Update: We've got this to a point where on be00ed5, we can get the 3rd build and onwards to run in ~3 seconds by installing node_modules as an immutable_input_digests value, provided you set the pantsd memory limit to 4GiB (which is unusually high, and not entirely explained by the 800k+ files in the node_modules directory).

@stuhood is going to look at #17542 to see if the memory issue has gone away on main before investigating higher memory usage.

chrisjrn avatar Nov 14 '22 20:11 chrisjrn

Checking back in on the current main, the cache miss issues have gone away when immutable_input_digests are used.

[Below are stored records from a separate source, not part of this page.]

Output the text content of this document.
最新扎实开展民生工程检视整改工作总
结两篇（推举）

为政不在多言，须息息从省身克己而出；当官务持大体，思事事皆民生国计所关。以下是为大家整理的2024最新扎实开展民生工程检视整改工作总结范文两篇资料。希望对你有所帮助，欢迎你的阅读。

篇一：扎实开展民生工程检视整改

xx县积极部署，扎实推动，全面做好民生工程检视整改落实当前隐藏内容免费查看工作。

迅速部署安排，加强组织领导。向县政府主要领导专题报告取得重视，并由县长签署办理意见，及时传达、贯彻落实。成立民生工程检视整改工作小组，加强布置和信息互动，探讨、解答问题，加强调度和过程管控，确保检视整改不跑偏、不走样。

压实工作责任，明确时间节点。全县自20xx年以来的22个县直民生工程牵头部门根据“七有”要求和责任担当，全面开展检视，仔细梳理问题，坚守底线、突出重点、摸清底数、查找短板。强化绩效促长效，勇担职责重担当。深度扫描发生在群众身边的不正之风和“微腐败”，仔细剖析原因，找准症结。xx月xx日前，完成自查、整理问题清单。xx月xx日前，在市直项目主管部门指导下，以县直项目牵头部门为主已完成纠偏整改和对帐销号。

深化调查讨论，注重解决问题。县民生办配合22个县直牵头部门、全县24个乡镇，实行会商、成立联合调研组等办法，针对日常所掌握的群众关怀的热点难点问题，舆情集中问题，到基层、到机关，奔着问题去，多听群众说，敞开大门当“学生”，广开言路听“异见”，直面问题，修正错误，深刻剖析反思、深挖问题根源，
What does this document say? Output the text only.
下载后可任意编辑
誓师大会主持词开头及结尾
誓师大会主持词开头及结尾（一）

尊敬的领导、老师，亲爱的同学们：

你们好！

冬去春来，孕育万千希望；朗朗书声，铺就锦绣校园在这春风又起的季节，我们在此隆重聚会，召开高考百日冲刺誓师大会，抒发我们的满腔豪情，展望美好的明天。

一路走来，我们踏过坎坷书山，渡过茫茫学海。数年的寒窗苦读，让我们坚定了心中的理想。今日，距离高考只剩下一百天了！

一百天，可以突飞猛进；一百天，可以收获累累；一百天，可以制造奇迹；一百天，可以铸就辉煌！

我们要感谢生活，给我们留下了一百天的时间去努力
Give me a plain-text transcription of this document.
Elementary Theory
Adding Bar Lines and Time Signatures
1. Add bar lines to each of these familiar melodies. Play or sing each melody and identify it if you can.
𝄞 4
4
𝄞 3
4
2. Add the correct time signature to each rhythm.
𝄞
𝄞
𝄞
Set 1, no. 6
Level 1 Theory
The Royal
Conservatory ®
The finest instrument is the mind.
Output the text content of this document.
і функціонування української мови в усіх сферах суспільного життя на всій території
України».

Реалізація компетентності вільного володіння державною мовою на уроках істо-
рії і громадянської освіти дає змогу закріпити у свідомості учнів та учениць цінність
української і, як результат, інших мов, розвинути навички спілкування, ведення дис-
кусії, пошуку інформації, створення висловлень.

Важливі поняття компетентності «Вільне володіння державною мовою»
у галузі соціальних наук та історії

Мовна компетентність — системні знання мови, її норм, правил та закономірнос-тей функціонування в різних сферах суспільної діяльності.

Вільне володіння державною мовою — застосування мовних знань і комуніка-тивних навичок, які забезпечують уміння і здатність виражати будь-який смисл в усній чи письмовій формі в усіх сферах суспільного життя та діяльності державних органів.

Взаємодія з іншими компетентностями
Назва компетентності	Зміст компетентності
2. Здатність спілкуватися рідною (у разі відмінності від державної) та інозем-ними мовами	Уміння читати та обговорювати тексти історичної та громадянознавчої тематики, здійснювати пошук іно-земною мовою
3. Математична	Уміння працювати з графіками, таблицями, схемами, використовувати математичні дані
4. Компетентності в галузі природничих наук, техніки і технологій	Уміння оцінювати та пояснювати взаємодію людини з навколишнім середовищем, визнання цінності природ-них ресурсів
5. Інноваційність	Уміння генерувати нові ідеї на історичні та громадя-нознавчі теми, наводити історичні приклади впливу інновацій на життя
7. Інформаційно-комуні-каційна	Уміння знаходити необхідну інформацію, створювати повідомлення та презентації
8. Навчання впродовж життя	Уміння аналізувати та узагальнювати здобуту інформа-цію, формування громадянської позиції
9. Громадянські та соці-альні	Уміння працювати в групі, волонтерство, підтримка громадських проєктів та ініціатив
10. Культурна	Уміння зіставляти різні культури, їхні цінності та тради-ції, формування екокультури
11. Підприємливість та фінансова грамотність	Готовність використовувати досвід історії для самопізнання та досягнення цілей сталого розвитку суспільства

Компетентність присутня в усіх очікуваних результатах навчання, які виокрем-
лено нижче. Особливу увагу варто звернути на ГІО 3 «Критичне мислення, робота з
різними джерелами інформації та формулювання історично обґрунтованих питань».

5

Memory usage is still quite high, but I can successfully get an "instant" build if the pantsd memory limit is set to 2GiB instead of 4, which is somewhat of an improvement.

chrisjrn avatar Nov 15 '22 16:11 chrisjrn

And just for fun, I'm running on an unadorned main, and I think I'm now prepared to close this issue out:

I'm running time ./pants_from_sources run :run-yarn-install:

First run: ./pants_from_sources run :run-yarn-install 87.75s user 125.52s system 239% cpu 1:29.24 total

Second run: ./pants_from_sources run :run-yarn-install 8.78s user 26.67s system 274% cpu 12.913 total

Third run: ./pants_from_sources run :run-yarn-install 8.73s user 27.10s system 282% cpu 12.681 total

@danxmoran to reproduce, try using PANTS_SHA=0a3d096c5e6c2915274826e96b4076bc3a6dfab7. Let me know if you get similar results!

Based on my tests when immutable_input_digests are used, the third+ run should result in ~3s execution times for :run-yarn-install when #17282 is adequately in place, but my feeling is that the current state of main is probably fine to close out this issue. @stuhood?

chrisjrn avatar Nov 15 '22 17:11 chrisjrn

I think that we should probably still open a ticket about the memory usage, as it is surprising. But yea, this is closer to reasonable.

stuhood avatar Nov 15 '22 17:11 stuhood

@stuhood I agree about the memory usage needing a separate ticket, but IMHO performance even without the immutable inputs is probably tolerable at this point.

chrisjrn avatar Nov 15 '22 18:11 chrisjrn

I think we can close this one. @danxmoran please reopen if you're still experiencing untolerable performance on main.

chrisjrn avatar Nov 22 '22 17:11 chrisjrn